Answer:
Nationwide, eighty thousand children worked in the textile industry. In the South, Mother Jones
had seen how dangerous their jobs were. Barefooted little girls and boys reached their tiny hands
into the treacherous machinery to repair snapped threads or crawled underneath the machinery to
oil it. At textile union headquarters, Mother Jones met more of these mill children. Their bodies were
bone-thin, with hollow chests. Their shoulders were rounded from long hours spent hunched over
the workbenches. Even worse, she saw “some with their hands off, some with the thumb missing,
some with their fingers off at the knuckles”—victims of mill accidents.

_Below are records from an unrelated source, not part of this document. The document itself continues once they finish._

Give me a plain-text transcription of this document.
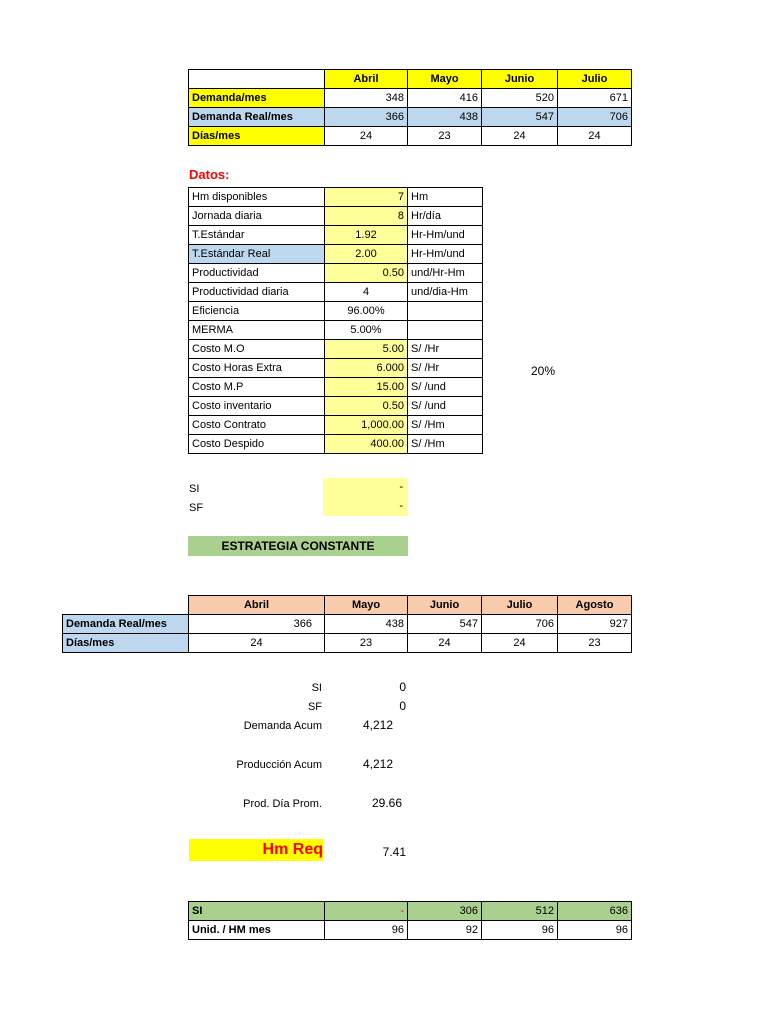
	Abril	Mayo	Junio	Julio
Demanda/mes	348	416	520	671
Demanda Real/mes	366	438	547	706
Días/mes	24	23	24	24
Datos:
Hm disponibles	7	Hm
Jornada diaria	8	Hr/día
T.Estándar	1.92	Hr-Hm/und
T.Estándar Real	2.00	Hr-Hm/und
Productividad	0.50	und/Hr-Hm
Productividad diaria	4	und/dia-Hm
Eficiencia	96.00%	
MERMA	5.00%	
Costo M.O	5.00	S/ /Hr
Costo Horas Extra	6.000	S/ /Hr
Costo M.P	15.00	S/ /und
Costo inventario	0.50	S/ /und
Costo Contrato	1,000.00	S/ /Hm
Costo Despido	400.00	S/ /Hm
20%
SI	-
SF	-
ESTRATEGIA CONSTANTE
	Abril	Mayo	Junio	Julio	Agosto
Demanda Real/mes	366	438	547	706	927
Días/mes	24	23	24	24	23
SI	0
SF	0
Demanda Acum	4,212
Producción Acum	4,212
Prod. Día Prom.	29.66
Hm Req	7.41
SI	-	306	512	636
Unid. / HM mes	96	92	96	96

Josephson begins the paragraph with the detail that “eighty thousand children worked in the textile
industry” nationwide. This alerts readers to the size of the problem. She then focuses on the main point of
the paragraph—the dangers the children faced. Josephson describes the dangers by using details that
Mother Jones had actually seen: the children reaching into dangerous machinery; their “bone-thin” bodies,
“hollow chests,” and “rounded shoulders”; their missing hands, fingers, and thumbs. Tying these
descriptions to what Mother Jones had personally seen allows the author to show how the “broken”
children themselves influenced Jones’s attitude toward child labor.